There are two flaws with this logic.
- It ties us to the same waste of resources that got us into this mess. We had way too much of our economy tied to construction (and finance, which may or may not be a different story). We need to transition to a new deployment of resources. Basic infrastructure made some sense in the 1930s as we tried to digest the wave of unskilled immigration we experienced in the 1920s, but it is hardly the most promising avenue for the future. Increasing the proportion of our economy in knowledge industries probably makes a bit more sense.
- The emphasis on readiness gets in the way of creativity. Whether projects begin today or a year from now is not a great concern, especially since the scale of government spending we are contemplating today is going to preclude us from doing it again in the near future. Measure twice when you can only cut once.

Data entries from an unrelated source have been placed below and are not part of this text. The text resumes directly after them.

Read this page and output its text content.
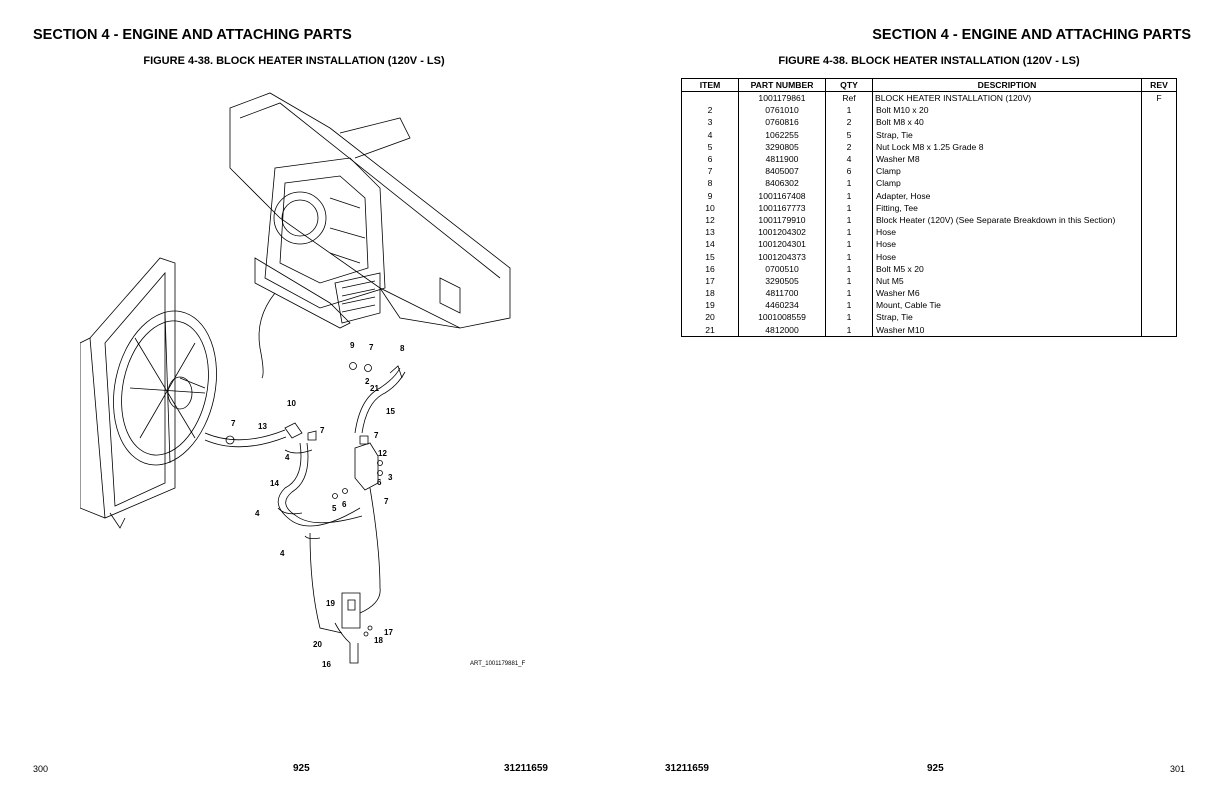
SECTION 4 - ENGINE AND ATTACHING PARTS	SECTION 4 - ENGINE AND ATTACHING PARTS
FIGURE 4-38. BLOCK HEATER INSTALLATION (120V - LS)	FIGURE 4-38. BLOCK HEATER INSTALLATION (120V - LS)
9 7	8
2
21
15
10
7	13	7
7
12
3
6
4
14
5 6	7
4
4
19
17
18
20
16	ART_1001179881_F
ITEM	PART NUMBER	QTY	DESCRIPTION	REV
	1001179861	Ref	BLOCK HEATER INSTALLATION (120V)	F
2	0761010	1	Bolt M10 x 20	
3	0760816	2	Bolt M8 x 40	
4	1062255	5	Strap, Tie	
5	3290805	2	Nut Lock M8 x 1.25 Grade 8	
6	4811900	4	Washer M8	
7	8405007	6	Clamp	
8	8406302	1	Clamp	
9	1001167408	1	Adapter, Hose	
10	1001167773	1	Fitting, Tee	
12	1001179910	1	Block Heater (120V) (See Separate Breakdown in this Section)	
13	1001204302	1	Hose	
14	1001204301	1	Hose	
15	1001204373	1	Hose	
16	0700510	1	Bolt M5 x 20	
17	3290505	1	Nut M5	
18	4811700	1	Washer M6	
19	4460234	1	Mount, Cable Tie	
20	1001008559	1	Strap, Tie	
21	4812000	1	Washer M10	
300	925	31211659	31211659	925	301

Stockholm and Paris recently had design competitions for major urban renewal projects. It is exactly the sort of thing we should be doing on this side of the Atlantic. First, Stockholm, which has the somewhat modest goal of replacing their aging Slussen (think Central Artery). Here is what it looks like today:

And here is the somewhat more interesting conception from the Danish firm BIG:
Unfortunately, the plaza is far too open for a Nordic winter; without trees, it is going to be a bleak crossing, and the stacked approach creates an awful lot of hidden zones that would be dangerous in an area not populated by Swedes. Still, it is a progressive approach to maintaining traffic flow while reclaiming some surface area to the automobile.

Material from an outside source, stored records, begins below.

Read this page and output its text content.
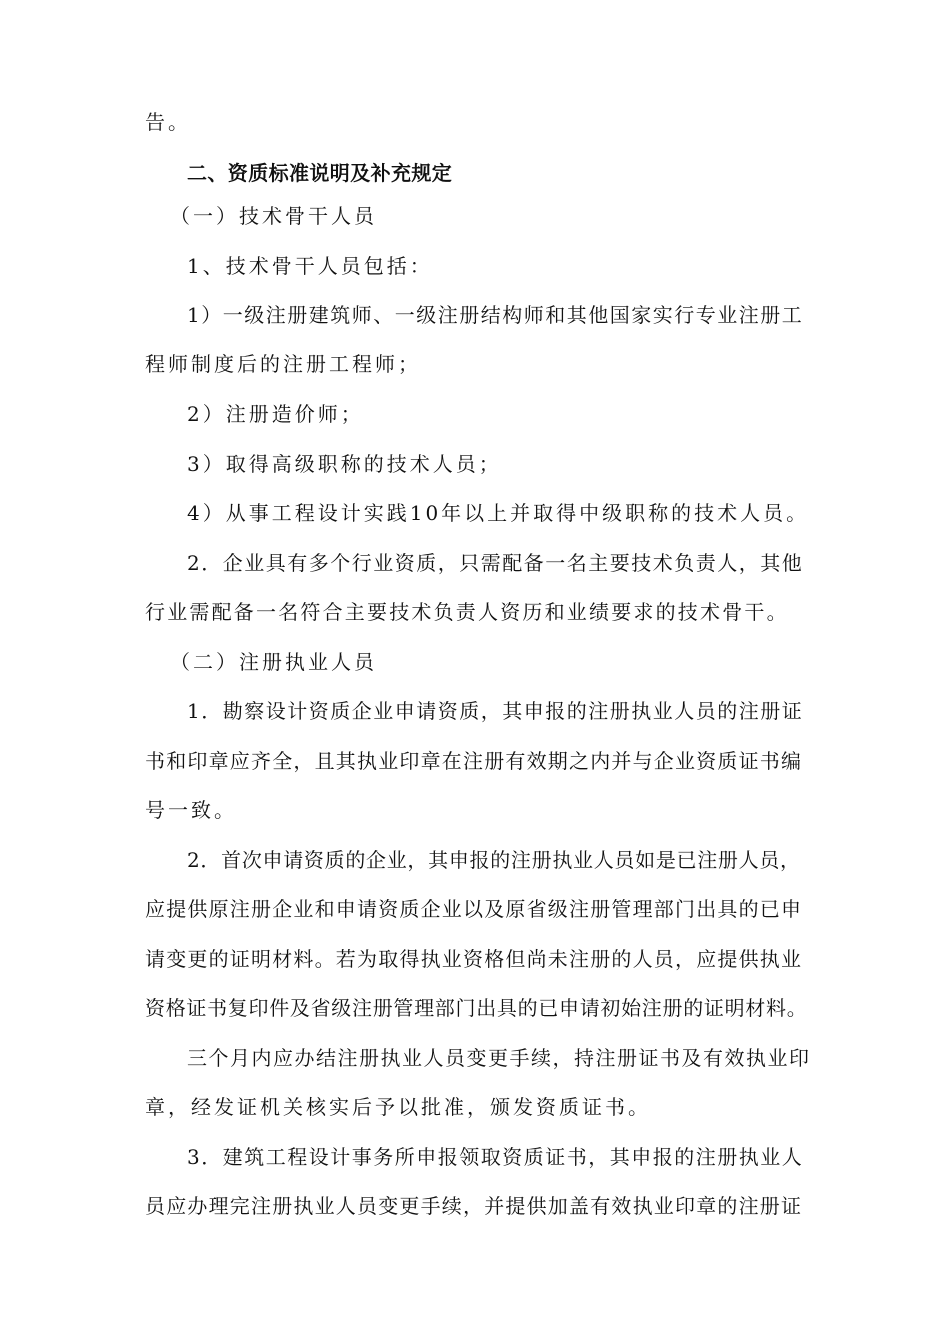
告。
二、资质标准说明及补充规定
（一）技术骨干人员
1、技术骨干人员包括：
1）一级注册建筑师、一级注册结构师和其他国家实行专业注册工
程师制度后的注册工程师；
2）注册造价师；
3）取得高级职称的技术人员；
4）从事工程设计实践10年以上并取得中级职称的技术人员。
2．企业具有多个行业资质，只需配备一名主要技术负责人，其他
行业需配备一名符合主要技术负责人资历和业绩要求的技术骨干。
（二）注册执业人员
1．勘察设计资质企业申请资质，其申报的注册执业人员的注册证
书和印章应齐全，且其执业印章在注册有效期之内并与企业资质证书编
号一致。
2．首次申请资质的企业，其申报的注册执业人员如是已注册人员，
应提供原注册企业和申请资质企业以及原省级注册管理部门出具的已申
请变更的证明材料。若为取得执业资格但尚未注册的人员，应提供执业
资格证书复印件及省级注册管理部门出具的已申请初始注册的证明材料。
三个月内应办结注册执业人员变更手续，持注册证书及有效执业印
章，经发证机关核实后予以批准，颁发资质证书。
3．建筑工程设计事务所申报领取资质证书，其申报的注册执业人
员应办理完注册执业人员变更手续，并提供加盖有效执业印章的注册证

The Parisian mandate was more broad – build the city of 2030. Curiously, a number of the teams hit upon the same issue – the aboveground rail lines that lead to the Gare du Nord and the the Gare de l’Est (each inexplicably close to the other, incidentally) cut up the city. I have my doubts that any of the major plans will be put into place – is France really going to tear down ugly housing projects to build its version of Central Park surrounded by tall office buildings, when the first attempt to do so produced La Defense:
What about the US? One of the challenges of our decentralized political system is that it is exceptionally hard for us to get anything done. The TGV from Paris to Marseille covers 411 miles in 3:14. Amtrak’s Acela limps along the 440 miles from Washington to Boston in 6:45. Partially this is due to US rules that trains have to be heavy to withstand crashes – perhaps a good policy, since Amtrak likes to crash – but the main issue is that our government has not figured out how to straighten tracks and overrule municipalities that want to impose speed limits.
So we still struggle to impose congestion pricing. We have some decent urban plans – how replacing this chunk of Manhattan:

with something like this:


Since the capital markets are not there for private interests to build today, why not develop the public segments today and let the area take root?